About Lysosomal Diseases
Lysosomal storage diseases (LSDs) are a group of more than 50 genetically inherited disorders that are characterised by a deficiency of one or more specific lysosomal enzymes. These disorders affect both children and adults.
Our list of lysosomal diseases has detailed information about each of the diseases as well as live links to medical, research and support group resources on each disease.
The Role of the Lysosome
Our bodies are made up of billions of cells. Lysosomes are each cell’s ‘recycling centre’. Their role is to break down complex material to simple products for recycling within the cell. Storage occurs within the lysosome when the recycling process fails. This leads to a lysosomal disease.
A deficiency in specific proteins (enzymes) is the usual cause of this failure. Over time, the amount of storage in the lysosome increases and may lead to severe physical and/or neurological symptoms as the material builds up throughout the body.

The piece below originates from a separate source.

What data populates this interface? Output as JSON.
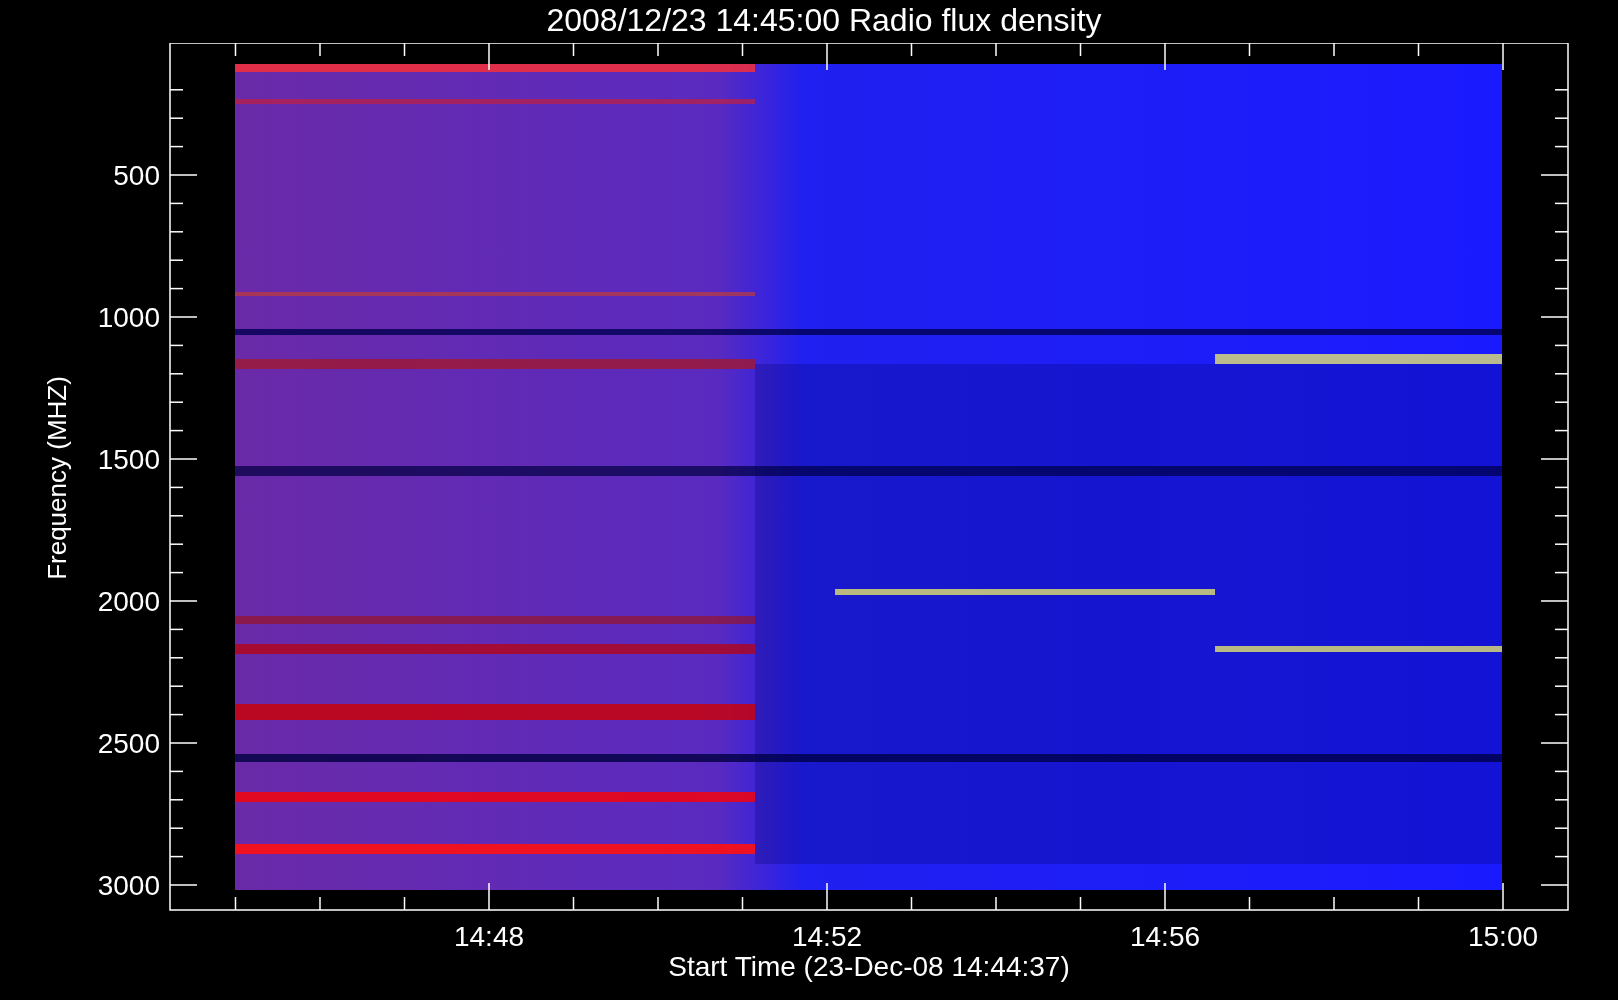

Some babies with a lysosomal disease may present with obvious symptoms at birth while others may appear normal at birth, but progressively develop symptoms in the first few years of life. Symptoms may include bone deformities, very short stature, heart and respiratory difficulties, coarse facial features, an enlarged head, tongue, liver and spleen, and, in some patients, brain degeneration. Very severely affected patients may die within the first five or 10-years of life, but disease severity and life expectancy are highly variable. In some cases the onset of the disease occurs in late childhood or adult years.
The estimated combined incidence of all lysosomal storage disorders is about 1 in 5,000 live births. However the incidence of each of the different diseases can range from 1 in 40,000 up to 1 in 2,000,000.